At a rally outside historic Faneuil Hall, leaders of a group called "Project Independence" said they realize Congress is unlikely to reform itself without citizen pressure from outside of Washington, D.C. It was the first stop in a grassroots road trip, beyond the clubby confines of Capitol Hill.

"We know that campaign finance reform is not going to be won in Washington," said Ann McBride, president of Common Cause. "It's only going to be won here in Boston and New York and Louisiana and California, where millions of citizens join together to change the system."

The stars of Tuesday's rally were U.S. Sens. John McCain (R-Ariz.) and Russell Feingold (D-Wis.), co-sponsors of legislation that would ban large and unregulated "soft money" donations to the parties, halt political action committee donations to candidates and provide free or reduced rate TV time to candidates who voluntarily limit their spending.

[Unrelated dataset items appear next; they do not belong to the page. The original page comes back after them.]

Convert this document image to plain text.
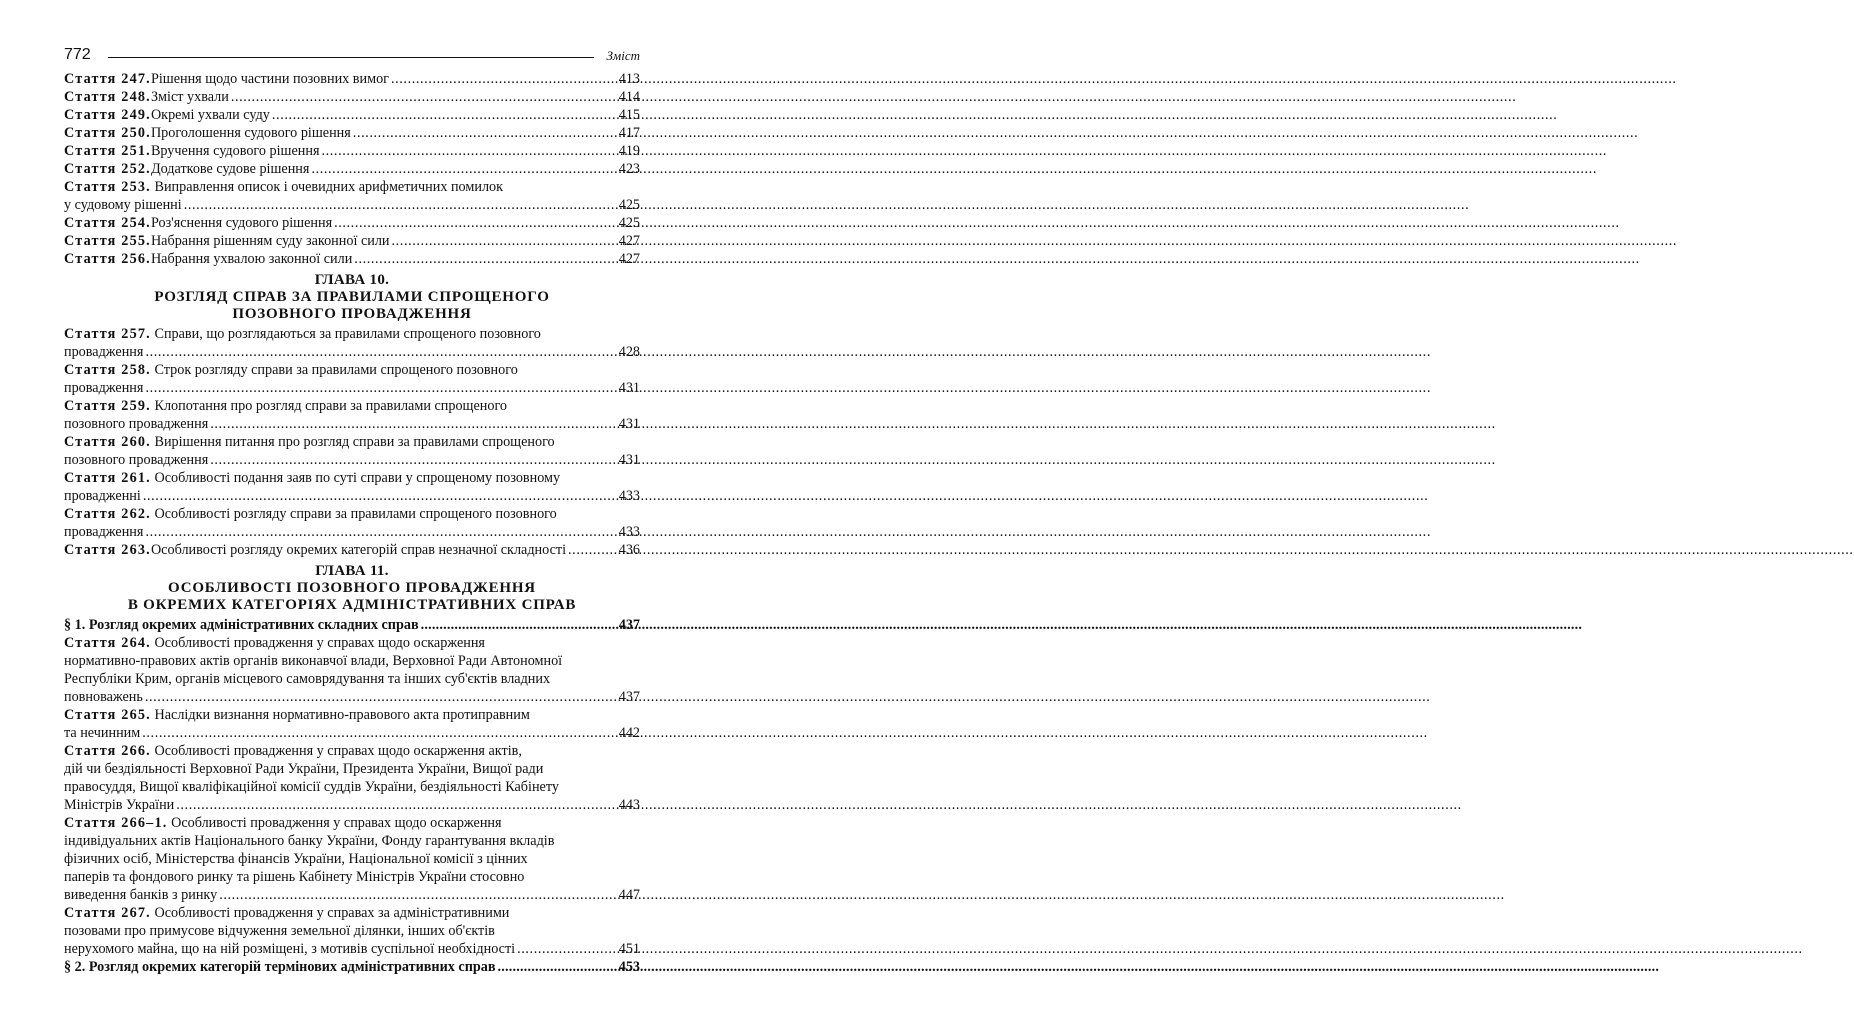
772	Зміст
Стаття 247. Рішення щодо частини позовних вимог .....	413
Стаття 248. Зміст ухвали .....	414
Стаття 249. Окремі ухвали суду .....	415
Стаття 250. Проголошення судового рішення .....	417
Стаття 251. Вручення судового рішення .....	419
Стаття 252. Додаткове судове рішення .....	423
Стаття 253. Виправлення описок і очевидних арифметичних помилок
у судовому рішенні .....	425
Стаття 254. Роз'яснення судового рішення .....	425
Стаття 255. Набрання рішенням суду законної сили .....	427
Стаття 256. Набрання ухвалою законної сили .....	427
ГЛАВА 10.
РОЗГЛЯД СПРАВ ЗА ПРАВИЛАМИ СПРОЩЕНОГО
ПОЗОВНОГО ПРОВАДЖЕННЯ
Стаття 257. Справи, що розглядаються за правилами спрощеного позовного
провадження .....	428
Стаття 258. Строк розгляду справи за правилами спрощеного позовного
провадження .....	431
Стаття 259. Клопотання про розгляд справи за правилами спрощеного
позовного провадження .....	431
Стаття 260. Вирішення питання про розгляд справи за правилами спрощеного
позовного провадження .....	431
Стаття 261. Особливості подання заяв по суті справи у спрощеному позовному
провадженні .....	433
Стаття 262. Особливості розгляду справи за правилами спрощеного позовного
провадження .....	433
Стаття 263. Особливості розгляду окремих категорій справ незначної складності .....	436
ГЛАВА 11.
ОСОБЛИВОСТІ ПОЗОВНОГО ПРОВАДЖЕННЯ
В ОКРЕМИХ КАТЕГОРІЯХ АДМІНІСТРАТИВНИХ СПРАВ
§ 1. Розгляд окремих адміністративних складних справ .....	437
Стаття 264. Особливості провадження у справах щодо оскарження
нормативно-правових актів органів виконавчої влади, Верховної Ради Автономної
Республіки Крим, органів місцевого самоврядування та інших суб'єктів владних
повноважень .....	437
Стаття 265. Наслідки визнання нормативно-правового акта протиправним
та нечинним .....	442
Стаття 266. Особливості провадження у справах щодо оскарження актів,
дій чи бездіяльності Верховної Ради України, Президента України, Вищої ради
правосуддя, Вищої кваліфікаційної комісії суддів України, бездіяльності Кабінету
Міністрів України .....	443
Стаття 266–1. Особливості провадження у справах щодо оскарження
індивідуальних актів Національного банку України, Фонду гарантування вкладів
фізичних осіб, Міністерства фінансів України, Національної комісії з цінних
паперів та фондового ринку та рішень Кабінету Міністрів України стосовно
виведення банків з ринку .....	447
Стаття 267. Особливості провадження у справах за адміністративними
позовами про примусове відчуження земельної ділянки, інших об'єктів
нерухомого майна, що на ній розміщені, з мотивів суспільної необхідності .....	451
§ 2. Розгляд окремих категорій термінових адміністративних справ .....	453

The chairman of "Project Independence" is Bill Bradley, the former Democratic senator from New Jersey. The group claims 7,500 volunteers nationwide, working on the petition drive.

By all accounts, the McCain-Feingold campaign finance measure faces an uphill battle, both in Congress and the courts. Its opponents say it would restrict free speech rights, by limiting people's ability to contribute to the candidates of their choice.

But scandals often drive reforms, and the residue of last year's big money presidential campaign and the investigations underway, could boost the legislation. President Bill Clinton has promised to sign McCain-Feingold if it reaches his desk, and is encouraging the Federal Election Commission to ban soft money unilaterally.

The road show moves to Philadelphia today.